ANALYSIS MODEL
• Explained variables: The explained variables of this study are the enterprise technological innovation (R&D), referencing to Balkin and Markman (2000), which is measured by the ratio of R&D investment and main business income
• Explanatory variables: The explanatory variable is product market competition. According to industrial organization theory, how to define market is a problem, so there is no accepted appropriate index to accurately measure product market competition. It is believed that HHI seems to be a very effective index when internal market is the main market. So HHI is chosen to represent product market competition. On the basis of listed companies information got from Peking University academic financial database, HHI indexes of each industry are calculated. The lower the index is, the more intense the competition is
• Control variables: The control variables of this study is consist of enterprise characteristic variables and enterprise governance variables
• Enterprise characteristic variables:
Size: the natural logarithm of total assets of the companies works as substitution variable of enterprise scale. High investment is needed for technological innovation and high risk is always coming along. Large corporations occupy more resource and can meet the demand of high investment. On the other hand, companies with large scale can invest to different domains and technical risk can be scattered through persification of investment. Dai and Da (2007) proposed that the larger the enterprise is, the higher the R&D investment is.

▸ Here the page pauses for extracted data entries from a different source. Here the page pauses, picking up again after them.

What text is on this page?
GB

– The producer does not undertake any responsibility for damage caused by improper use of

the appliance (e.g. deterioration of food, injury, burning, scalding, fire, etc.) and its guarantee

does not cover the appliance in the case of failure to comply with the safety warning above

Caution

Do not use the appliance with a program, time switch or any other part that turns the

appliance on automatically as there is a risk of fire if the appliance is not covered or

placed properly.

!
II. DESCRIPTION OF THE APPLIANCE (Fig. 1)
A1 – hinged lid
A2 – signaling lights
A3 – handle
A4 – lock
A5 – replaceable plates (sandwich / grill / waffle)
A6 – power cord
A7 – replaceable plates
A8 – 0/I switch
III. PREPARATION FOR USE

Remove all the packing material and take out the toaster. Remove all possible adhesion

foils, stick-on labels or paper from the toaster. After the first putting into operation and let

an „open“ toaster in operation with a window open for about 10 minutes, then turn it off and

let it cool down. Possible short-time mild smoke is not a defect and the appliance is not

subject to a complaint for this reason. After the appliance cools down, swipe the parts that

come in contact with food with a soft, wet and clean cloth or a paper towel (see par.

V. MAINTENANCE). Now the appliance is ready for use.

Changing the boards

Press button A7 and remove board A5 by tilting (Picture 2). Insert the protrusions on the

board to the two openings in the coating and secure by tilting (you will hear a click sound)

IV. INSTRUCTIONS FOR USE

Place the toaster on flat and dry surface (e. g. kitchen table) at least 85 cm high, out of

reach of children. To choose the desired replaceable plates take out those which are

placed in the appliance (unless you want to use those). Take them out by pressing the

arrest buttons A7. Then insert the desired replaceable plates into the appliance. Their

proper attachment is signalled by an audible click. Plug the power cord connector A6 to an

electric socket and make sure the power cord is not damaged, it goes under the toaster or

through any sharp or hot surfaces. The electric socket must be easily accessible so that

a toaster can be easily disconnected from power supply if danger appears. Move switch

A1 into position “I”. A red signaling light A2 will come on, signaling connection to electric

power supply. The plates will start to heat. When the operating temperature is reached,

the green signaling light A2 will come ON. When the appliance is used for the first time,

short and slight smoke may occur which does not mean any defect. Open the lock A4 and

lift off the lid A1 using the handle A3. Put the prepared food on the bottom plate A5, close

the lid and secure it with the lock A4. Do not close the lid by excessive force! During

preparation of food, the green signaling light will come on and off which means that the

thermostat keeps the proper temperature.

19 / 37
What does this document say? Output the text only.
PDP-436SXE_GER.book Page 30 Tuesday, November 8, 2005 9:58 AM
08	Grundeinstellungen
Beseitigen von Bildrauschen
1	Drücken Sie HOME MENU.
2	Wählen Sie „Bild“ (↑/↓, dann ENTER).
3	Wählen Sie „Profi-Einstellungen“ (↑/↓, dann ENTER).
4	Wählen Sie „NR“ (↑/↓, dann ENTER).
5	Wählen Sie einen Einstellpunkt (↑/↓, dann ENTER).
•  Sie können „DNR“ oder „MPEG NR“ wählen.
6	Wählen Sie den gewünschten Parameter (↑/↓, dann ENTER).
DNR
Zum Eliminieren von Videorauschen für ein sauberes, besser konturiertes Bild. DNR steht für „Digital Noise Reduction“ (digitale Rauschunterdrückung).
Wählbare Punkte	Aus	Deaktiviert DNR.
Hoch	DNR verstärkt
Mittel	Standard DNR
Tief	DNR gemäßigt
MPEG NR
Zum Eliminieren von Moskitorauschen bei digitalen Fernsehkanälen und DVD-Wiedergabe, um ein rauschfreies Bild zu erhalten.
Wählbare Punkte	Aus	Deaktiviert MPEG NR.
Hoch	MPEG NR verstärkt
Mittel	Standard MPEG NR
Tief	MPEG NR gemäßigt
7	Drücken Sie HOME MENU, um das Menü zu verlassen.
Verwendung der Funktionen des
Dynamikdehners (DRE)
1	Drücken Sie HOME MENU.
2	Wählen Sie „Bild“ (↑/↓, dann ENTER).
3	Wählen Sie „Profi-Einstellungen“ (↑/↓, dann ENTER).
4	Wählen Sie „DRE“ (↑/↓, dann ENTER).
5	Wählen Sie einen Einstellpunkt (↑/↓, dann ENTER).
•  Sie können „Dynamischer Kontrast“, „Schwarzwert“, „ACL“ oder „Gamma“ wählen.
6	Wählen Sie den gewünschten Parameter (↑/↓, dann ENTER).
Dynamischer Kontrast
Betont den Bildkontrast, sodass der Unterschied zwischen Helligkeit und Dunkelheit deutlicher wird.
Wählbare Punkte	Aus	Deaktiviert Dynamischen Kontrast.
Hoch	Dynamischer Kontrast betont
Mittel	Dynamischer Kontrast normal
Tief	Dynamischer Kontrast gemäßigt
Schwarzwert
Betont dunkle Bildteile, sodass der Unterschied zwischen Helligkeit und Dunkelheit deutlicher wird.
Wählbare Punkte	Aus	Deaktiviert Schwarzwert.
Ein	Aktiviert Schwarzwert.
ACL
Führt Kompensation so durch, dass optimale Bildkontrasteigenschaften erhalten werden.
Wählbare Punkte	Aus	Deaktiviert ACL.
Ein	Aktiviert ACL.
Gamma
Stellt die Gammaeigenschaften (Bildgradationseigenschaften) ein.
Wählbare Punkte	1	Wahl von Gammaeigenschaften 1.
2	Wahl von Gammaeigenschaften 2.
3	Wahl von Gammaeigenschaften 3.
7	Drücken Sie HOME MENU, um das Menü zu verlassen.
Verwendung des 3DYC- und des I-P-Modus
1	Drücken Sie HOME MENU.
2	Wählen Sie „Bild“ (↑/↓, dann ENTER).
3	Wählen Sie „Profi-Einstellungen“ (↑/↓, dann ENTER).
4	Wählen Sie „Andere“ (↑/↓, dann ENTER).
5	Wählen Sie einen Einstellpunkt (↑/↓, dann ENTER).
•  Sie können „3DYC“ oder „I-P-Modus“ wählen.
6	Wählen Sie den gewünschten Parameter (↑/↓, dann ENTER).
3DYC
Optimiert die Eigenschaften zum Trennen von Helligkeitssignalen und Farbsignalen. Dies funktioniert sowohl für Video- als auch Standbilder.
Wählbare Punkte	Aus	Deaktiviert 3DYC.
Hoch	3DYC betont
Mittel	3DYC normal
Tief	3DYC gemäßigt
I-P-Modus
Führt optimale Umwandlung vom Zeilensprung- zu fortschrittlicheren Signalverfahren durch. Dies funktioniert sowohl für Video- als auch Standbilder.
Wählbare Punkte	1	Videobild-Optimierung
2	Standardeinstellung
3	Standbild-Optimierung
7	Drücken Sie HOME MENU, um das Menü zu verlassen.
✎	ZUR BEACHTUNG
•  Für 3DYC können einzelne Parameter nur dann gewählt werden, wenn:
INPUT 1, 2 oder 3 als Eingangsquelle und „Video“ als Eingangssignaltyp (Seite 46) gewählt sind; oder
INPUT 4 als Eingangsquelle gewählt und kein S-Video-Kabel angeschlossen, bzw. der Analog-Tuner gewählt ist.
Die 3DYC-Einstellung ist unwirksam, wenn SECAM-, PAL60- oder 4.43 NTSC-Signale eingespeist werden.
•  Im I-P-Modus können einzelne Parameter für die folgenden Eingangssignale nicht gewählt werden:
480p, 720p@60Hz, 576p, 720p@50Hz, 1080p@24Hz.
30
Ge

Leverage: It is measured by the ratio of total liabilities and total asserts. When the liabilities of the enterprise are high, it faces higher risk of bankruptcy and creditors unwilling to bear the high risk to support the R&D. Nam et al. (2003) also found that the R&D is lower in company with high debts.
Growth: The opportunity to grow is a critical motivation of enterprise investment. The higher the growth of the company, the greater the motivation is to take advantage of technological innovation to create growth opportunities.
• Enterprise governance variables:
CR5: it is measured by sum of Shareholding percentage of top 5 shareholders. Concentrated shareholdings can increase the supervisory-control capability of shareholders and reduce “free rider” behaviors by supervising the innovation behaviors of managers. For China’s private enterprises, the entrepreneurs are always the first shareholders and the more shareholdings he get, the more innovation activities will be implement to make the long run subjects come true. Lee and O’Neil (2003) thought that large shareholders are more intended to acquire high and long-term returns through increasing innovation investment. The results of empirical analysis propose that the concentration of ownership is positively related to technological innovation investment.
Outside: is presented by the ratio of the number of independent directors with the total number on board. Independent directors can supervise the management layer, effectively compensate for the absence of supervisor and prevent the short-sight behavior of management layer. They can also work for the longterm development of the enterprise and positively improve the technological innovation. Chung et al. (2003) find that the ratio of independent directors is positively connected to the investment of technological innovation.
State: is a dummy variable, if the type of final controller is state-owned, 1 and 0 otherwise. It is 1 if the enterprise chairman and general manager are served by one person and 0 otherwise.
MHS: the proportion of executives’ shareholdings. Shareholding motivation will increase the sense of belonging and connect the benefits of executives with the enterprise, which is beneficial to technological innovation. Wu and Tu (2007) also suggested that the ratio of CEO shareholdings positively may influence the R&D of enterprise.